In 1259 he was in Gascony in his capacity as a former lawyer to assist the king's lieutenant for Gascony, Simon de Montfort, 6th Earl of Leicester. He had by that time become a knight and was appointed by King Henry III along with another knight and a clerk to defend the Crown against the lawsuit brought by Renaud II de Pons and his wife, Marguerite de Turenne. This was the first case from Gascony that was appealed to the parlement of Paris. Thomas had returned to the Lord Edward's service by January 1260, and he visited France in Edward's entourage in November 1260.

Thomas was sent on a "special mission" to Ireland in 1264, during which he sat with the other members of the king's Secretum Consilium (privy council). The purpose of his mission was to take part in the inquest into allegations that the Archbishop of Dublin was interfering with pleas to the Crown. His stay in Ireland was short. By early 1265 he had returned to England. There he supervised the collection of a tallage (tax) on the Jews.

Thomas was appointed seneschal before 21 November 1268, when as seneschal he witnessed the signing of the marriage contract between Henry of Almain, the king's nephew, and Constance of Béarn, a leading Gascon heiress.
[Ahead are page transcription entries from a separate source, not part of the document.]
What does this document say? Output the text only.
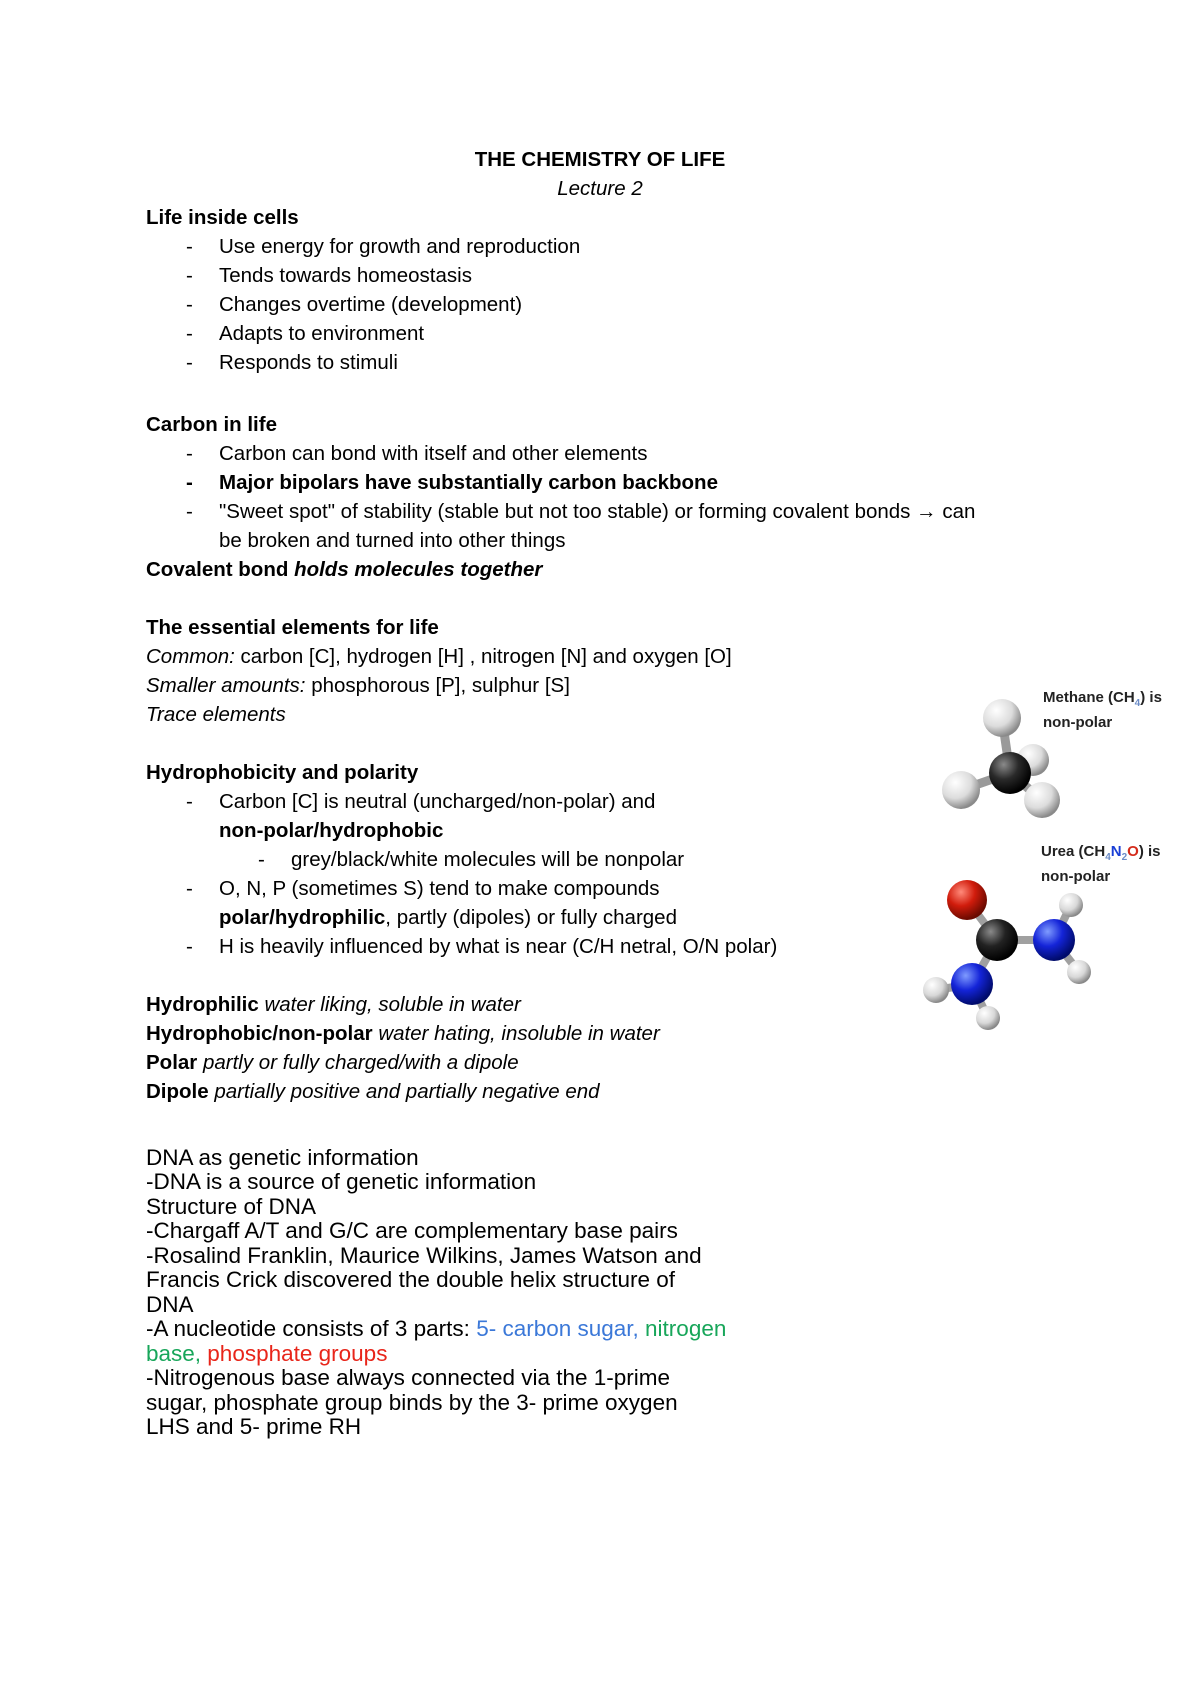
THE CHEMISTRY OF LIFE
Lecture 2
Life inside cells
- Use energy for growth and reproduction
- Tends towards homeostasis
- Changes overtime (development)
- Adapts to environment
- Responds to stimuli
Carbon in life
- Carbon can bond with itself and other elements
- Major bipolars have substantially carbon backbone
- "Sweet spot" of stability (stable but not too stable) or forming covalent bonds → can
be broken and turned into other things
Covalent bond holds molecules together
The essential elements for life
Common: carbon [C], hydrogen [H] , nitrogen [N] and oxygen [O]
Smaller amounts: phosphorous [P], sulphur [S]
Trace elements
Hydrophobicity and polarity
- Carbon [C] is neutral (uncharged/non-polar) and
non-polar/hydrophobic
- grey/black/white molecules will be nonpolar
- O, N, P (sometimes S) tend to make compounds
polar/hydrophilic, partly (dipoles) or fully charged
- H is heavily influenced by what is near (C/H netral, O/N polar)
Hydrophilic water liking, soluble in water
Hydrophobic/non-polar water hating, insoluble in water
Polar partly or fully charged/with a dipole
Dipole partially positive and partially negative end
DNA as genetic information
-DNA is a source of genetic information
Structure of DNA
-Chargaff A/T and G/C are complementary base pairs
-Rosalind Franklin, Maurice Wilkins, James Watson and
Francis Crick discovered the double helix structure of
DNA
-A nucleotide consists of 3 parts: 5- carbon sugar, nitrogen
base, phosphate groups
-Nitrogenous base always connected via the 1-prime
sugar, phosphate group binds by the 3- prime oxygen
LHS and 5- prime RH
Methane $(CH_4)$ is
non-polar
Urea $(CH_4N_2O)$ is
non-polar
He then issued a writ confirming the contract, formally releasing Constance from the patria potestas of her father, Viscount Gaston VII of Béarn, and recognising her seisin of the viscounties of Brulhois and Gabardan, which were to be her dowry at the time of her marriage. Part of the significance of this writ is that it shows that at the time the suzerainty of the Duke of Gascony over the Viscount of Béarn was not disputed and covered the whole of the viscountcy.

Thomas appears to have been one of only two of fourteen seneschals of Gascony that Edward himself appointed during the lifetime of his father, who appointed all the others. (Note: The other was Jean I de Grailly.) He was replaced as seneschal sometime between March and November 1269. Thomas was granted the position of serjeant of Eastgate in the city of Chester as well as the tolls in 1275. Thomas's widow Joan was granted the custody and tolls of the gate in 1278, which she then surrendered to the crown, in return for a pension.